November 17, 2009
Posted: 02:07 PM ET
By Doug Gross
And, according to the New Oxford American Dictionary, it's the word of the year.
"Unfriend" beat out a tech-heavy field that included "netbook," "hashtag" and "sexting" to take the annual honor.
"It has both currency and potential longevity," said Christine Lindberg, a language researcher for Oxford's U.S. dictionary program. "In the online social networking context, its meaning is understood, so its adoption as a modern verb form makes this an interesting choice for Word of the Year."
Oxford defines "unfriend," a verb, thusly: "To remove someone as a 'friend' on a social networking site such as Facebook."
Every year, Oxford tracks how the English language is changing. Researchers debate the merits of newly birthed terms and choose their word of the year "to reflect the ethos of the year and its lasting potential as a word of cultural significance and use."

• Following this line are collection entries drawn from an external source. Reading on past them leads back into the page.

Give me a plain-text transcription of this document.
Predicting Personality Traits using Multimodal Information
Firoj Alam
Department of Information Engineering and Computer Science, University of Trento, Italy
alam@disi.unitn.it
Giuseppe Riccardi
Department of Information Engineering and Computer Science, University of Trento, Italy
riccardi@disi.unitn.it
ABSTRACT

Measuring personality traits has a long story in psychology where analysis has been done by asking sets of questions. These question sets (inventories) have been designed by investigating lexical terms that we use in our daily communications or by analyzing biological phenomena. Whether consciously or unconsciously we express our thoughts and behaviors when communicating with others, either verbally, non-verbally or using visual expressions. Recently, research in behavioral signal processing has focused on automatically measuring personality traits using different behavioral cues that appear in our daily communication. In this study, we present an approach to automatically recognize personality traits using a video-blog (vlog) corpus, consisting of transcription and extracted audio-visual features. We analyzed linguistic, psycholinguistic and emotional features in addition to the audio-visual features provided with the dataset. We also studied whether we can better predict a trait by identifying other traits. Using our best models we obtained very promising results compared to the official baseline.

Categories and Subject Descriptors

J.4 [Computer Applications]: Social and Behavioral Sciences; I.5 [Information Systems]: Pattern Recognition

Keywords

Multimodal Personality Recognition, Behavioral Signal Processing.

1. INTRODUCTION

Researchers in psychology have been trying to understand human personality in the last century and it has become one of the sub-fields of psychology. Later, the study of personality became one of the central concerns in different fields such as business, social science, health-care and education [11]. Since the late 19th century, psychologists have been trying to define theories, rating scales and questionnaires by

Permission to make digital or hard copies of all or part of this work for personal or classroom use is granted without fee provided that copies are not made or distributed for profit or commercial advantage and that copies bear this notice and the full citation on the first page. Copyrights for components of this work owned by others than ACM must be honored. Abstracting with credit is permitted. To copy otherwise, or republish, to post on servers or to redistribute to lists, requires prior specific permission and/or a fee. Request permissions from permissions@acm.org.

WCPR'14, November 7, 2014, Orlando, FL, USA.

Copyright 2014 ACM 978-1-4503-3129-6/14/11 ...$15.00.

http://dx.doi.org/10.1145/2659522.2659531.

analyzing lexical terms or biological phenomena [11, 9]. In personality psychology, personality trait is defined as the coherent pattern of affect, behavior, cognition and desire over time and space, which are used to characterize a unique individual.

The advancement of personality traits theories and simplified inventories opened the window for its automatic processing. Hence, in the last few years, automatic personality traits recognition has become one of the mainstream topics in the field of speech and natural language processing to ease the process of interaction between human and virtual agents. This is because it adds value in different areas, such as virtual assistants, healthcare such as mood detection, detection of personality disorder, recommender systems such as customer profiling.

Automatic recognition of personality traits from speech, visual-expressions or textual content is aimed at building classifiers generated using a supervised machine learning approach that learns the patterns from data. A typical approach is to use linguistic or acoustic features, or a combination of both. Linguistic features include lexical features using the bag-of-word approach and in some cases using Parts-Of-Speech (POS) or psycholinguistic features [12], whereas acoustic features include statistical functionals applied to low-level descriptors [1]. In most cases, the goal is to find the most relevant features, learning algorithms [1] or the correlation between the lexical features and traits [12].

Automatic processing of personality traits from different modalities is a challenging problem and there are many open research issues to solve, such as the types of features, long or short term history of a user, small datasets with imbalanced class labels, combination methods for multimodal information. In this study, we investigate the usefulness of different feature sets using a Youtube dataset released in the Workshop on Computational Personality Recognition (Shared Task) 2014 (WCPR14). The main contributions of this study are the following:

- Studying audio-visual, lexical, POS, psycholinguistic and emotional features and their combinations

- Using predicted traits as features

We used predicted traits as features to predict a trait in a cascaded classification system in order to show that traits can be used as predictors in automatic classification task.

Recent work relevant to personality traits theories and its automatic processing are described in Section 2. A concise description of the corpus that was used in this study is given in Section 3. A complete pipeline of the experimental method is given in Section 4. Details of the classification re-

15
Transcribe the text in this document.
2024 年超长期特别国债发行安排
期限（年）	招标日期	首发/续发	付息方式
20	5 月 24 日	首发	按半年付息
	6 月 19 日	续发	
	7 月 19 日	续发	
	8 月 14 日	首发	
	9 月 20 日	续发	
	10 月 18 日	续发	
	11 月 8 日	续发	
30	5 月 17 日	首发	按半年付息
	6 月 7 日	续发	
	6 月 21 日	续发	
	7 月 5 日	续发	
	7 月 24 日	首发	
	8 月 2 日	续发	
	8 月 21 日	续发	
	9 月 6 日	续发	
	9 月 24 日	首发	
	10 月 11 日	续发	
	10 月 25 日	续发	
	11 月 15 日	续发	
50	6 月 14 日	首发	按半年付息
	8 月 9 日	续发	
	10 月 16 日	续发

A hashtag is the symbol (#) used on Twitter posts to allow them to be found more easily by other users, a netbook is a small portable laptop, and "sexting" is the act of sending sexually explicit texts or photos on a mobile phone.
Other tech-related finalists this year were "paywall," a way of blocking parts of a Web site to all but paying customers, and "intexicated," the state of being distracted while driving because of sending a text message.
The economy provided "zombie bank," a financial institution still operating even though its liabilities are greater than its assets, and politics brought us "birther," which Oxford describes as "a conspiracy theorist who challenges President Obama's U.S. birth certificate."